How to Design and Implement a Data Lake?

Article Index

Companies  are continuously envisioning new and innovative ways to use data for operational reporting and advanced analytics. The Data Lake, a next-generation data storage and management solution, was developed to meet the ever-evolving needs of increasingly savvy users.

The white paper published by Knowledgent (a data and analytics firm ) explores existing challenges with the enterprise data warehouse and other existing data management and analytic solutions. It describes the necessary features of the Data Lake architecture and the capabilities required to leverage a Data and Analytics as a Service (DAaaS) model. It also covers the characteristics of a successful Data Lake implementation and critical considerations for designing a Data Lake.

Current Enterprise Data Warehouse Challenges

Business users are continuously envisioning new and innovative ways to use data for operational reporting and advanced analytics. With the evolution of users’ needs coupled with advances in data storage technologies, the inadequacies of current enterprise data warehousing solutions have become more apparent. The following challenges with today’s data warehouses can impede usage and prevent users from maximizing their analytic capabilities:

  • Timeliness. Introducing new content to the enterprise data warehouse can be a time-consuming and cumbersome process. When users need immediate access to data, even short processing delays can be frustrating and cause users to bypass the proper processes in favor of getting the data quickly themselves. Users also may waste valuable time and resources to pull the data from operational systems, store and manage it themselves, and then analyze it.
  • Flexibility. Users not only lack on-demand access to any data they may need at any time, but also the ability to use the tools of their choice to analyze the data and derive critical insights. Additionally, current data warehousing solutions often store one type of data, while today’s users need to be able to analyze and aggregate data across many different formats.
  • Quality. Users may view the current data warehouse with suspicion. If where the data originated and how it has been acted on are unclear, users may not trust the data. Also, if users worry that the data in the data warehouse is missing or inaccurate, they may circumvent the warehouse in favor of getting the data themselves directly from other internal or external sources, potentially leading to multiple, conflicting instances of the same data.
  • Findability. With many current data warehousing solutions, users do not have a function to rapidly and easily search for and find the data they need when they need it. Inability to find data also limits the users’ ability to leverage and build on existing data analyses.

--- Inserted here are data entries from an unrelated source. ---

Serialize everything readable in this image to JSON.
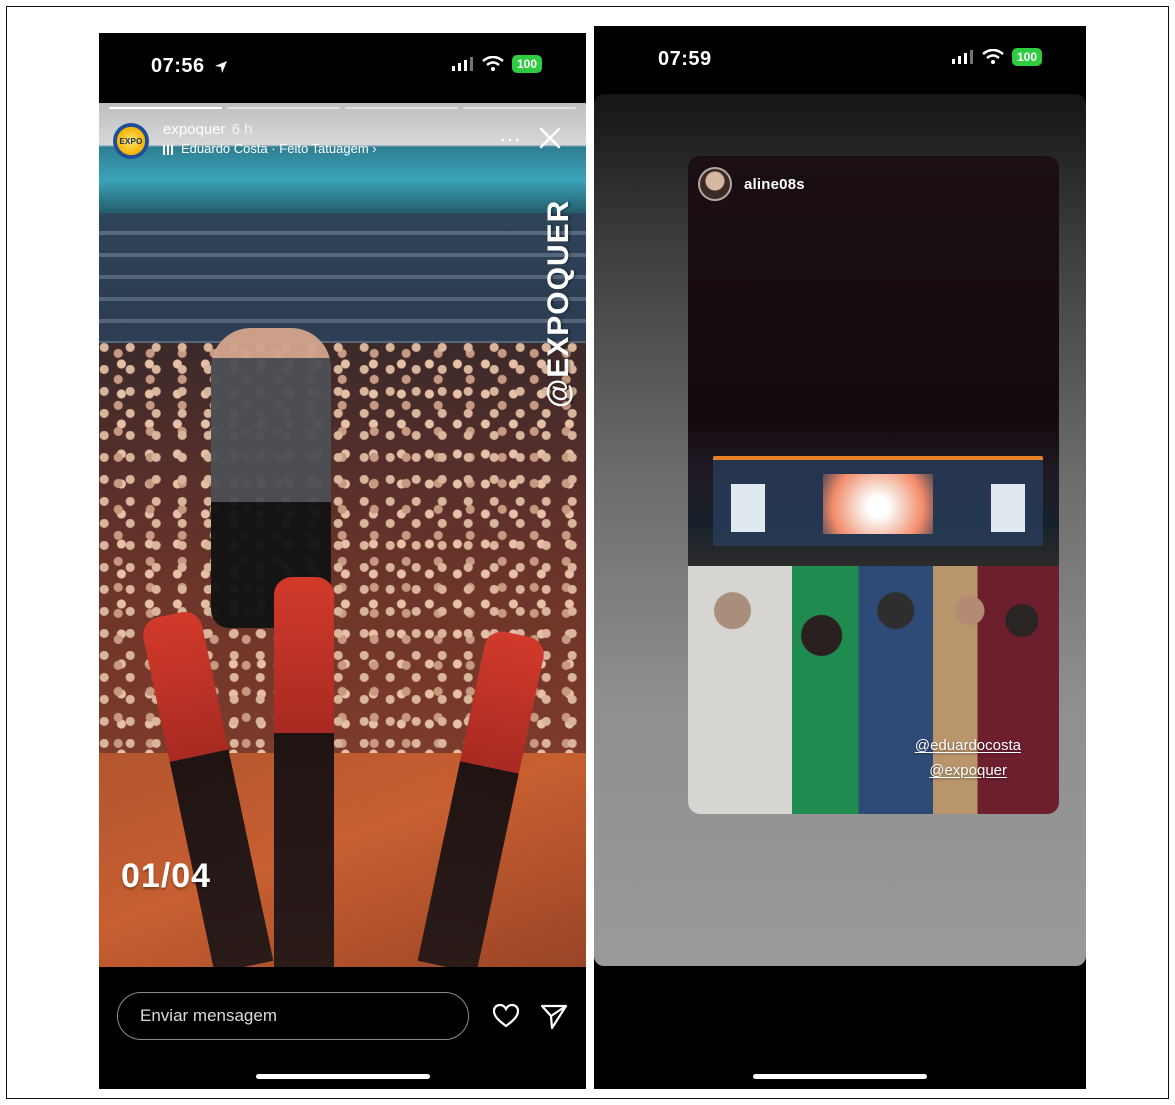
{
  "left_story": {
    "status_time": "07:56",
    "battery": "100",
    "account": "expoquer",
    "age": "6 h",
    "music": "Eduardo Costa · Feito Tatuagem",
    "music_arrow": "›",
    "menu": "···",
    "vertical_text": "@EXPOQUER",
    "counter": "01/04",
    "message_placeholder": "Enviar mensagem",
    "progress": {
      "segments": 4,
      "current": 1
    },
    "icons": [
      "location-arrow-icon",
      "signal-icon",
      "wifi-icon",
      "music-bars-icon",
      "more-icon",
      "close-icon",
      "heart-icon",
      "send-icon"
    ]
  },
  "right_story": {
    "status_time": "07:59",
    "battery": "100",
    "shared_user": "aline08s",
    "mentions": [
      "@eduardocosta",
      "@expoquer"
    ]
  },
  "colors": {
    "battery_green": "#2ecc40",
    "background": "#000000",
    "text": "#ffffff"
  }
}
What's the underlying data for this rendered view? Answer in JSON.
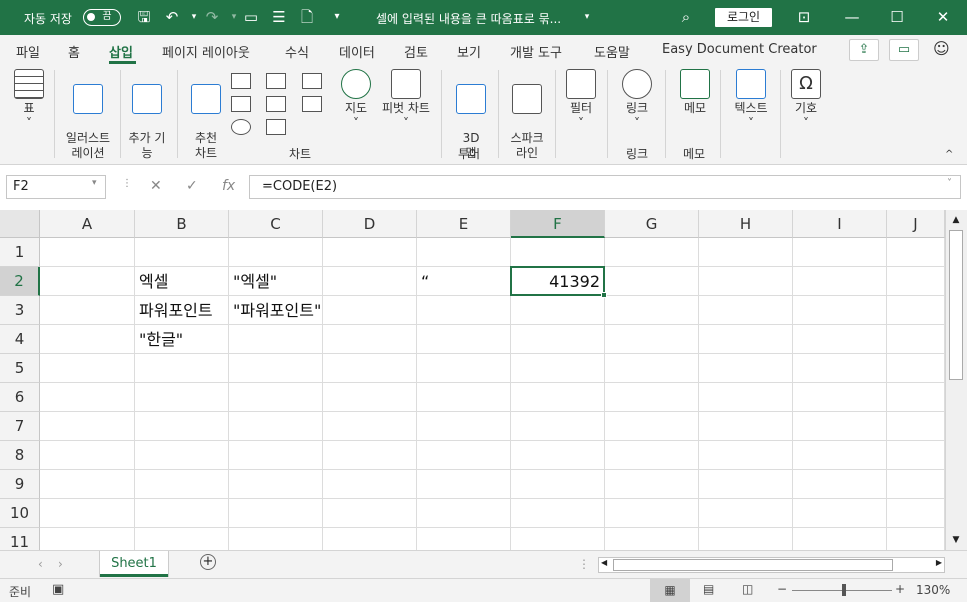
{
  "titlebar": {
    "autosave_label": "자동 저장",
    "autosave_state": "끔",
    "doc_title": "셀에 입력된 내용을 큰 따옴표로 묶...",
    "login": "로그인"
  },
  "menu": [
    "파일",
    "홈",
    "삽입",
    "페이지 레이아웃",
    "수식",
    "데이터",
    "검토",
    "보기",
    "개발 도구",
    "도움말",
    "Easy Document Creator"
  ],
  "ribbon": {
    "buttons": {
      "table": "표",
      "illustrations": "일러스트\n레이션",
      "addins": "추가 기\n능",
      "rec_charts": "추천\n차트",
      "maps": "지도",
      "pivot_chart": "피벗 차트",
      "map3d": "3D\n맵",
      "sparkline": "스파크\n라인",
      "filter": "필터",
      "link": "링크",
      "memo": "메모",
      "text": "텍스트",
      "symbol": "기호"
    },
    "groups": {
      "charts": "차트",
      "tours": "투어",
      "links": "링크",
      "comments": "메모"
    }
  },
  "formula": {
    "namebox": "F2",
    "formula": "=CODE(E2)"
  },
  "grid": {
    "columns": [
      "A",
      "B",
      "C",
      "D",
      "E",
      "F",
      "G",
      "H",
      "I",
      "J"
    ],
    "rows": [
      "1",
      "2",
      "3",
      "4",
      "5",
      "6",
      "7",
      "8",
      "9",
      "10",
      "11"
    ],
    "selected_column": "F",
    "selected_row": "2",
    "cells": {
      "B2": "엑셀",
      "C2": "\"엑셀\"",
      "E2": "“",
      "F2": "41392",
      "B3": "파워포인트",
      "C3": "\"파워포인트\"",
      "B4": "\"한글\""
    }
  },
  "sheets": {
    "active": "Sheet1"
  },
  "status": {
    "ready": "준비",
    "zoom": "130%"
  }
}
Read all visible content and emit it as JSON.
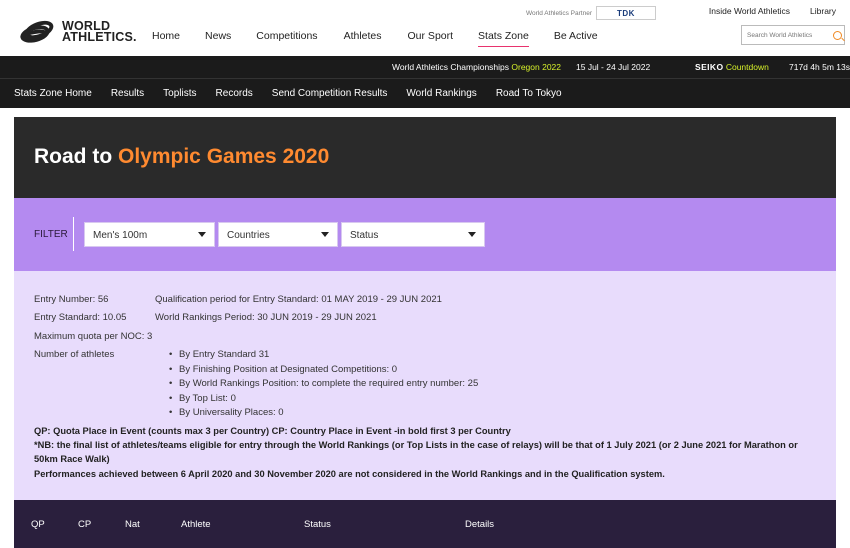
{
  "header": {
    "logo_line1": "WORLD",
    "logo_line2": "ATHLETICS.",
    "nav": [
      "Home",
      "News",
      "Competitions",
      "Athletes",
      "Our Sport",
      "Stats Zone",
      "Be Active"
    ],
    "active_nav": "Stats Zone",
    "partner_label": "World Athletics Partner",
    "partner_name": "TDK",
    "top_links": [
      "Inside World Athletics",
      "Library"
    ],
    "search_placeholder": "Search World Athletics"
  },
  "event_bar": {
    "event_name": "World Athletics Championships",
    "event_place": "Oregon 2022",
    "dates": "15 Jul - 24 Jul 2022",
    "sponsor": "SEIKO",
    "countdown_label": "Countdown",
    "timer": "717d 4h 5m 13s"
  },
  "subnav": [
    "Stats Zone Home",
    "Results",
    "Toplists",
    "Records",
    "Send Competition Results",
    "World Rankings",
    "Road To Tokyo"
  ],
  "page": {
    "title_prefix": "Road to",
    "title_accent": "Olympic Games 2020"
  },
  "filter": {
    "label": "FILTER",
    "event": "Men's 100m",
    "countries": "Countries",
    "status": "Status"
  },
  "info": {
    "entry_number": "Entry Number: 56",
    "entry_standard": "Entry Standard: 10.05",
    "quota": "Maximum quota per NOC: 3",
    "athletes_label": "Number of athletes",
    "qual_period": "Qualification period for Entry Standard: 01 MAY 2019 - 29 JUN 2021",
    "rankings_period": "World Rankings Period: 30 JUN 2019 - 29 JUN 2021",
    "breakdown": [
      "By Entry Standard 31",
      "By Finishing Position at Designated Competitions: 0",
      "By World Rankings Position: to complete the required entry number: 25",
      "By Top List: 0",
      "By Universality Places: 0"
    ],
    "legend": "QP: Quota Place in Event (counts max 3 per Country) CP: Country Place in Event -in bold first 3 per Country",
    "note": "*NB: the final list of athletes/teams eligible for entry through the World Rankings (or Top Lists in the case of relays) will be that of 1 July 2021 (or 2 June 2021 for Marathon or 50km Race Walk)",
    "performances": "Performances achieved between 6 April 2020 and 30 November 2020 are not considered in the World Rankings and in the Qualification system."
  },
  "table": {
    "columns": [
      "QP",
      "CP",
      "Nat",
      "Athlete",
      "Status",
      "Details"
    ]
  }
}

Advanced analytics users require a data storage solution based on an IT “push” model (not driven by specific analytics projects). Unlike existing solutions, which are specific to one or a small family of use cases, what is needed is a storage solution that enables multiple, varied use cases across the enterprise.

 

This new solution needs to support multiple reporting tools in a self-serve capacity, to allow rapid ingestion of new datasets without extensive modeling, and to scale large datasets while delivering performance. It should support advanced analytics, like machine learning and text analytics, and allow users to cleanse and process the data iteratively and to track lineage of data for compliance. Users should be able to easily search and explore structured, unstructured, internal, and external data from multiple sources in one secure place.

The solution that fits all of these criteria is the data lake.

The Data Lake Blueprint

 

Data Lake Architecture
Data Lake Architecture

The Data Lake is a data-centered architecture featuring a repository capable of storing vast quantities of data in various formats. Data from webserver logs, data bases, social media, and third-party data is ingested into the Data Lake. Curation takes place through capturing metadata and lineage and making it available in the data catalog (Datapedia). Security policies, including entitlements, also are applied.

Data can flow into the Data Lake by either batch processing or real-time processing of streaming data. Additionally, data itself is no longer restrained by initial schema decisions, and can be exploited more freely by the enterprise. Rising above this repository is a set of capabilities that allow IT to provide Data and Analytics as a Service (DAaaS), in a supply-demand model. IT takes the role of the data provider (supplier), while business users (data scientists, business analysts) are consumers.

The DAaaS model enables users to self-serve their data and analytic needs. Users browse the lake’s data catalog (a Datapedia) to find and select the available data and fill a metaphorical “shopping cart” (effectively an analytics sandbox) with data to work with. Once access is provisioned, users can use the analytics tools of their choice to develop models and gain insights. Subsequently, users can publish analytical models or push refined or transformed data back into the Data Lake to share with the larger community.

Although provisioning an analytic sandbox is a primary use, the Data Lake also has other applications. For example, the Data Lake can also be used to ingest raw data, curate the data, and apply ETL. This data can then be loaded to an Enterprise Data Warehouse. To take advantage of the flexibility provided by the Data Lake, organizations need to customize and configure the Data Lake to their specific requirements and domains.